J’ai eu un mal fou à terminer ce roman de près de 400 pages dans lequel Montalban fait un portrait des Borgia, cette famille d’origine espagnole qui eut une influence énorme sur l’Italie de la Renaissance. Elle régna presque comme une dynastie, de Calixte III, pape de 1455 à 1458, son neveu Rodrigo, pape de 1492 à 1503 sous le nom d’Alexandre VI ; deux des enfants de ce dernier, César, cardinal puis homme d’arme, qui durant le règne de son père rêva d’unifier l’Italie, et la belle Lucrèce que son père et son frère considéraient comme une marchandise d’échange. Et pour finir Francesco, leur neveu, vice-roi de Catalogne et conseiller de Charles-Quint, qui devint Général des Jésuites.

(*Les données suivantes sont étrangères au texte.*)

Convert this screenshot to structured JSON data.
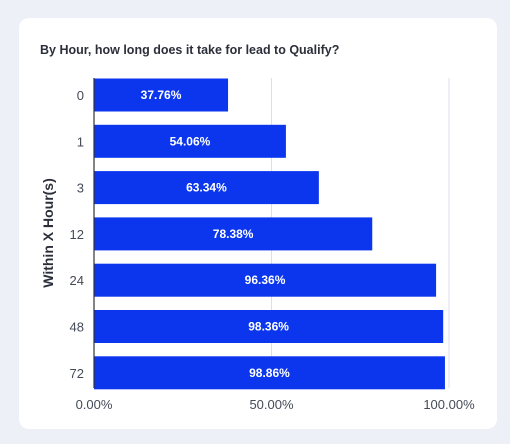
{
  "colors": {
    "bar": "#0b36ee",
    "grid": "#dcdfe8",
    "axis": "#333333"
  },
  "chart_data": {
    "type": "bar",
    "orientation": "horizontal",
    "title": "By Hour, how long does it take for lead to Qualify?",
    "ylabel": "Within X Hour(s)",
    "xlabel": "",
    "categories": [
      "0",
      "1",
      "3",
      "12",
      "24",
      "48",
      "72"
    ],
    "values": [
      37.76,
      54.06,
      63.34,
      78.38,
      96.36,
      98.36,
      98.86
    ],
    "data_labels": [
      "37.76%",
      "54.06%",
      "63.34%",
      "78.38%",
      "96.36%",
      "98.36%",
      "98.86%"
    ],
    "xlim": [
      0,
      100
    ],
    "x_ticks": [
      0,
      50,
      100
    ],
    "x_tick_labels": [
      "0.00%",
      "50.00%",
      "100.00%"
    ],
    "grid": true,
    "legend": "none"
  }
}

La caractéristique de cette lignée est une vision claire de ses propres objectifs et une ténacité sans scrupule qui seront à l’origine de la modernité. Mais elle est faite de corruption, de dissolution, d’ambition, de délits, de cupidité, de guerres de religion qui sont des guerres de prédominances, de népotisme, de simonie, de cynisme, de violence, d’intrigues, d’abus, de terreur, de tortures.
Un des thèmes importants de ce roman est la prédominance de la famille sur tout et sur tous. Chaque membre, homme ou femme, de la famille Borgia doit savoir tout subordonner, sentiments et passions, au pouvoir et à l’intérêt qui lui est propre. Alexandre VI le rappelle avec dureté à sa fille Lucrèce, en larmes suite à la mort de son deuxième mari, mort à laquelle elle a elle-même participé. Le concept de la « raison d’Etat » entre de façon autoritaire dans l’Histoire. L’Eglise de l’époque est désormais un instrument de pouvoir.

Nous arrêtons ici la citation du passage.